4 min watch

Dave Friedberg discusses investing in turbulent markets

Dave Friedberg
Dave Friedberg

4 min watch

David Friedberg highlights challenges in navigating the market after a valuation correction

Key Takeaways

  • Dave Friedberg of The Production Board explains how falling private company valuations are creating challenges for less-experienced venture investors as “momentum” plays evaporate.
  • Investing in the next hype bubble may be tempting, but Dave argues for sourcing fundamentally sound venture firms that are now undervalued and figuring out a way to add value or recapitalize them.
  • Differentiating between momentum plays and fundamentally strong businesses is crucial, and experienced managers able to marshal strong contrarian views may perform better than others in the current market environment.
Transcript

I'm Dave Friedberg. I'm the founder and CEO of the Production Board. 

In Silicon Valley, in the private markets today, many companies' stocks have dropped. The average growth-stage market return for portfolio of growth-stage, public investments, at this point, it's come up a little bit lately, but it's probably down 60, 70% from peak. So if the average private company is down 60% from peak, the odds are most of them are worth less than their preference stack, than the amount of capital that they've raised.

Now, what do you do in an environment like that? Well, if you as a venture investor have only seen venture investing while stocks are going up, you don't know what to do. And it's a very scary time. And so you sit and you stall out and you go invest in the next hype bubble, which is why AI becoming so frothy right now. Because it's an easier place to make seed and A bets than it is to spend time finding the great businesses that are out there right now in Silicon Valley, that are making money, that are growing. But they just got overvalued. It's a good time to go in and actually buy those shares or figure out a way to recap.
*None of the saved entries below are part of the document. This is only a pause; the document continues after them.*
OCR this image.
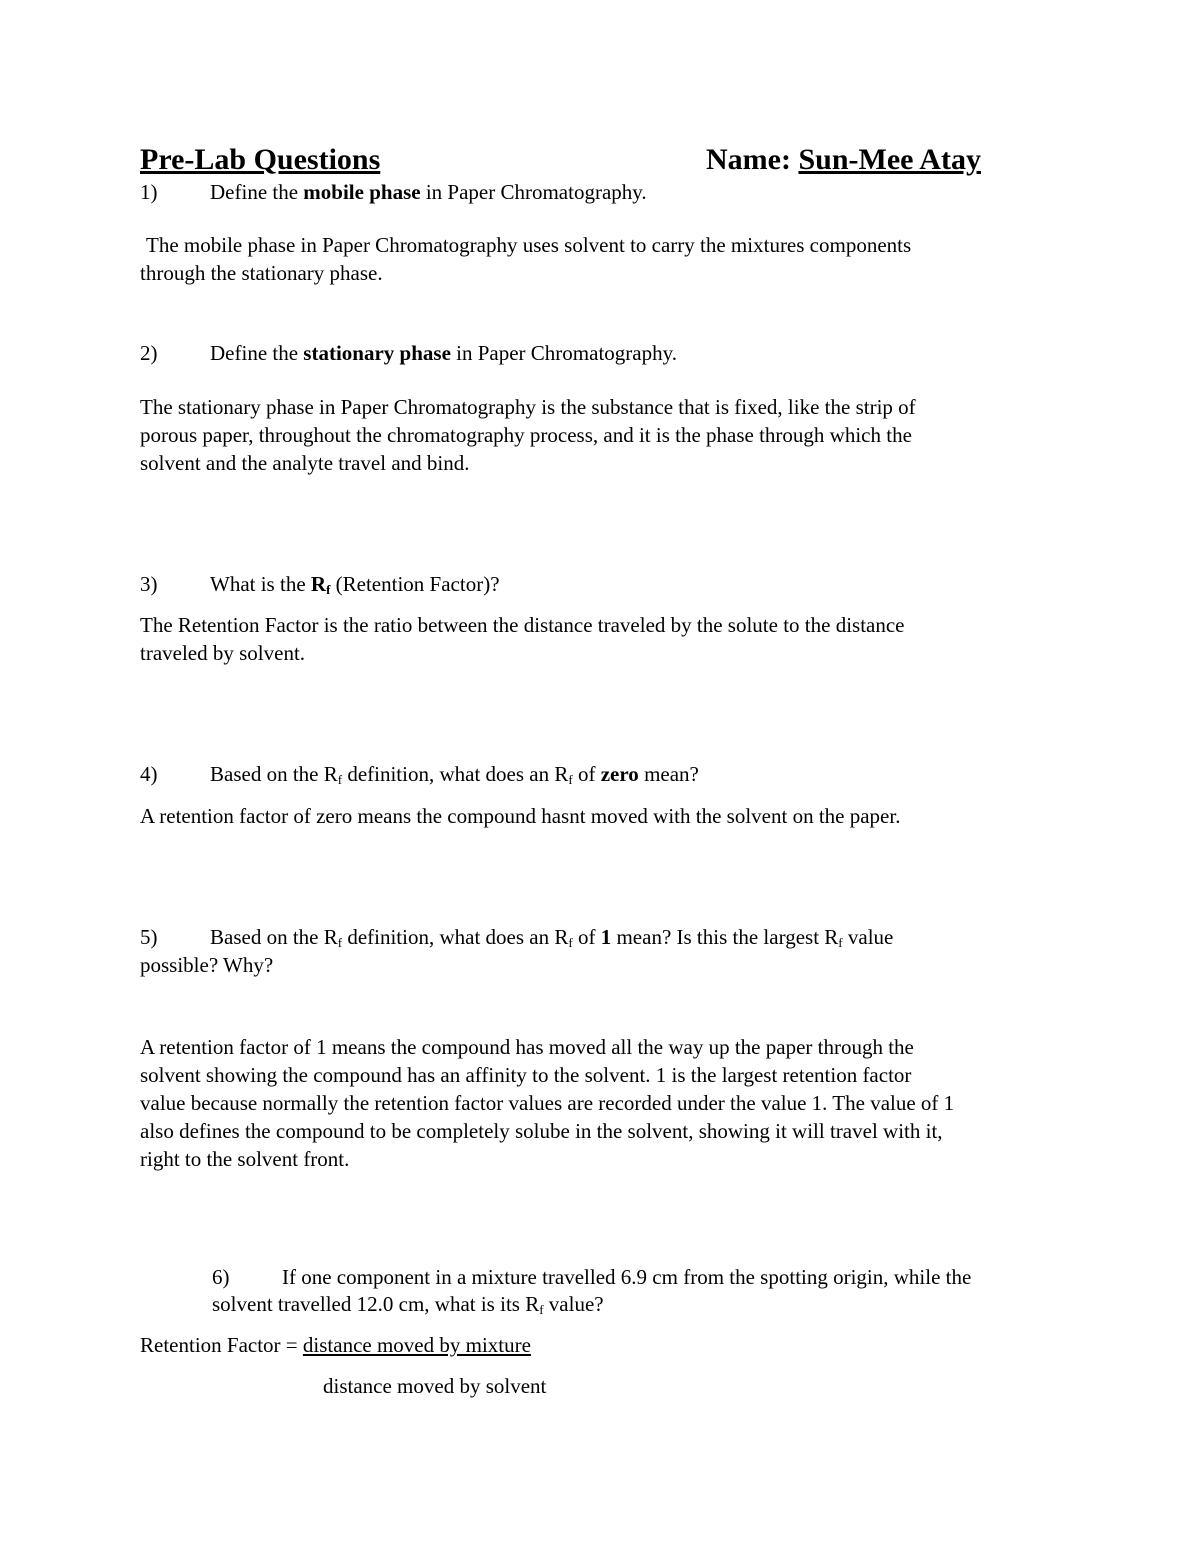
Pre-Lab Questions	Name: Sun-Mee Atay
1)	Define the mobile phase in Paper Chromatography.

The mobile phase in Paper Chromatography uses solvent to carry the mixtures components

through the stationary phase.

2)	Define the stationary phase in Paper Chromatography.

The stationary phase in Paper Chromatography is the substance that is fixed, like the strip of

porous paper, throughout the chromatography process, and it is the phase through which the

solvent and the analyte travel and bind.

3)	What is the $R_f$ (Retention Factor)?

The Retention Factor is the ratio between the distance traveled by the solute to the distance

traveled by solvent.

4)	Based on the $R_f$ definition, what does an $R_f$ of zero mean?

A retention factor of zero means the compound hasnt moved with the solvent on the paper.

5)	Based on the $R_f$ definition, what does an $R_f$ of 1 mean? Is this the largest $R_f$ value
possible? Why?

A retention factor of 1 means the compound has moved all the way up the paper through the

solvent showing the compound has an affinity to the solvent. 1 is the largest retention factor

value because normally the retention factor values are recorded under the value 1. The value of 1

also defines the compound to be completely solube in the solvent, showing it will travel with it,

right to the solvent front.

6)	If one component in a mixture travelled 6.9 cm from the spotting origin, while the
solvent travelled 12.0 cm, what is its $R_f$ value?
Retention Factor = distance moved by mixture
distance moved by solvent
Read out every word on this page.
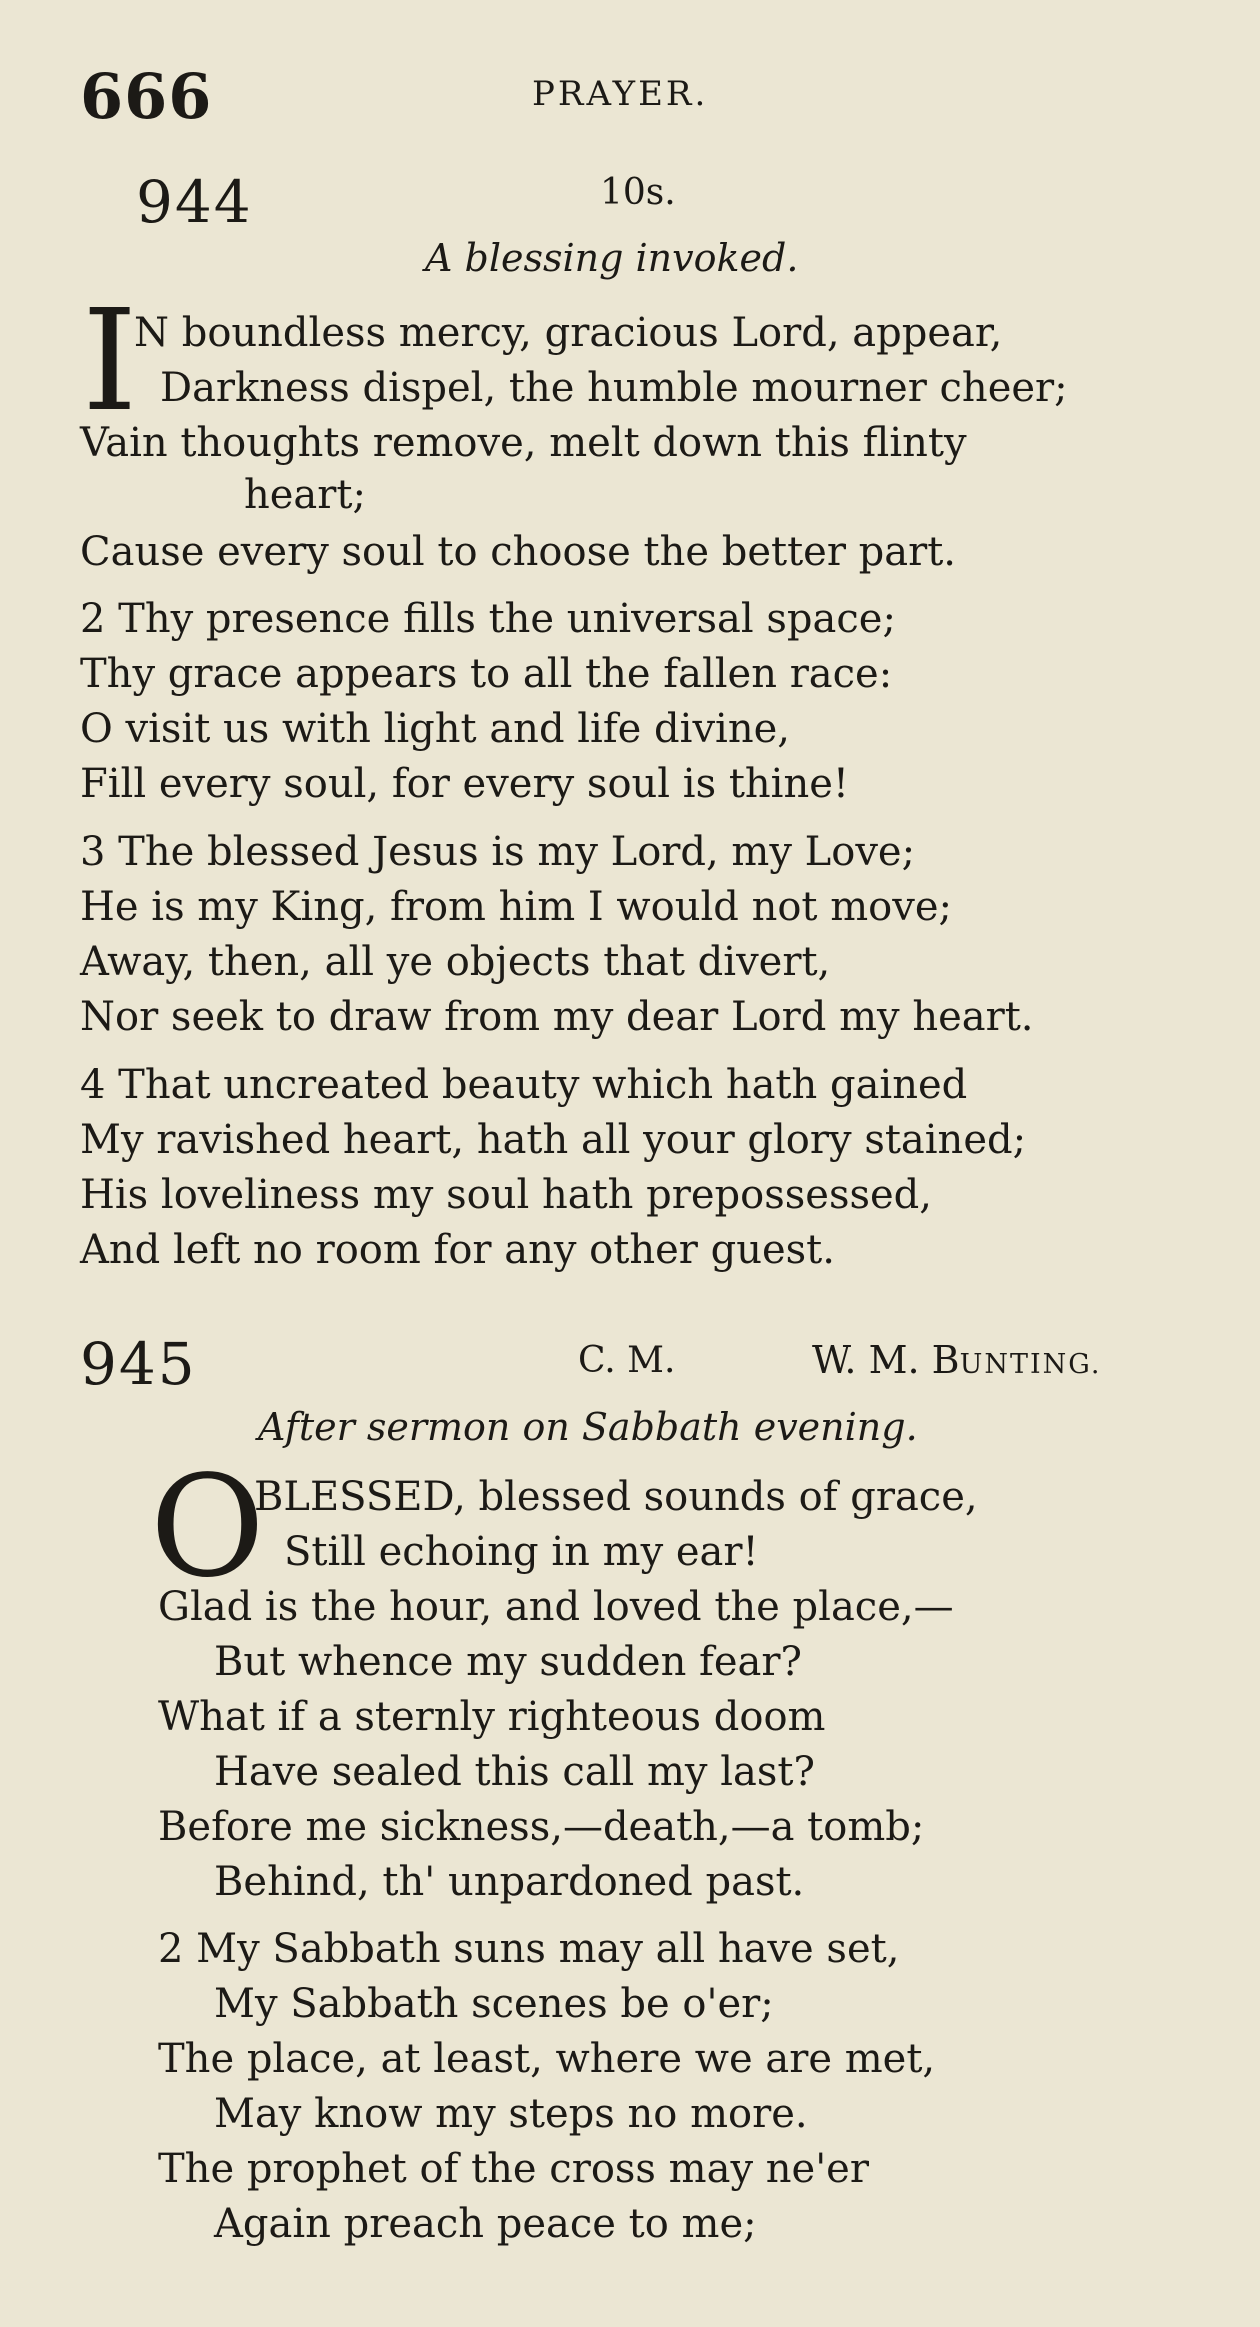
666	PRAYER.
944	10s.
A blessing invoked.
I
N boundless mercy, gracious Lord, appear,
Darkness dispel, the humble mourner cheer;
Vain thoughts remove, melt down this flinty
heart;
Cause every soul to choose the better part.
2 Thy presence fills the universal space;
Thy grace appears to all the fallen race:
O visit us with light and life divine,
Fill every soul, for every soul is thine!
3 The blessed Jesus is my Lord, my Love;
He is my King, from him I would not move;
Away, then, all ye objects that divert,
Nor seek to draw from my dear Lord my heart.
4 That uncreated beauty which hath gained
My ravished heart, hath all your glory stained;
His loveliness my soul hath prepossessed,
And left no room for any other guest.
945	C. M.	W. M. BUNTING.
After sermon on Sabbath evening.
O
BLESSED, blessed sounds of grace,
Still echoing in my ear!
Glad is the hour, and loved the place,—
But whence my sudden fear?
What if a sternly righteous doom
Have sealed this call my last?
Before me sickness,—death,—a tomb;
Behind, th' unpardoned past.
2 My Sabbath suns may all have set,
My Sabbath scenes be o'er;
The place, at least, where we are met,
May know my steps no more.
The prophet of the cross may ne'er
Again preach peace to me;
And I think that's one of the things that's really challenging Silicon Valley, challenging private market venture investing today, is how do you navigate a market where valuations are coming down, but there's still great businesses out there that are growing that perhaps are about to become profitable, but they're worth less than the capital that they've raised or they're worth less than their last round. And I don't really want to invest in a company if the valuation is down, and it's creating this real interesting tension in how folks are navigating. And I do think that it will differentiate high-quality investors that understand how to do fundamental valuation and think about and look at a business objectively and say, this is a great business. I should be an investor in this. They're still 100 X upside from here versus, oh, this is a hot company. The stock price is going up. I should be buying this. And I think that's something that LPs should be on the lookout for right now is how are the managers managing through this difficult cycle and how many of them can have that lens on businesses and not just be treating everything like a momentum play?

If you invest with the market, meaning everyone is saying something is absolutely going to happen this way, you're going to get market-matching returns. So if I'm looking at other investors, that's certainly something I'm looking at is tell me where you disagreed with the market, where you were willing and able to say, I don't think everyone's right on this. And if I'm right, I'm going to get a massive payday and wait enough times and do that enough times and be right enough times, you end up getting market-beating returns. I think that that's really critical. 

Now is a good time to deploy capital with the right managers that know how to navigate this environment. And so, the right managers can look at businesses objectively and identify what the potential outcome is for that business from where they're sitting today. Figure out how to manage not just a very simple high valuation, pari passu 1x click deal from the last round, like everything's been done for the last 15 years, but maybe being a little more thoughtful about what's the right way to go in and restructure a company that's actually a great company with a great team and has great opportunity, fundamental business value creation is there, but valuation got ahead of itself or there needs to be some realignment on the current cap table to account for where the business is at. And so managers that have experience doing that, that have experience navigating through difficult structure, I think are going to be more successful in this environment today because there's so many great companies out there than managers who haven't done it before and are just looking for the next momentum play.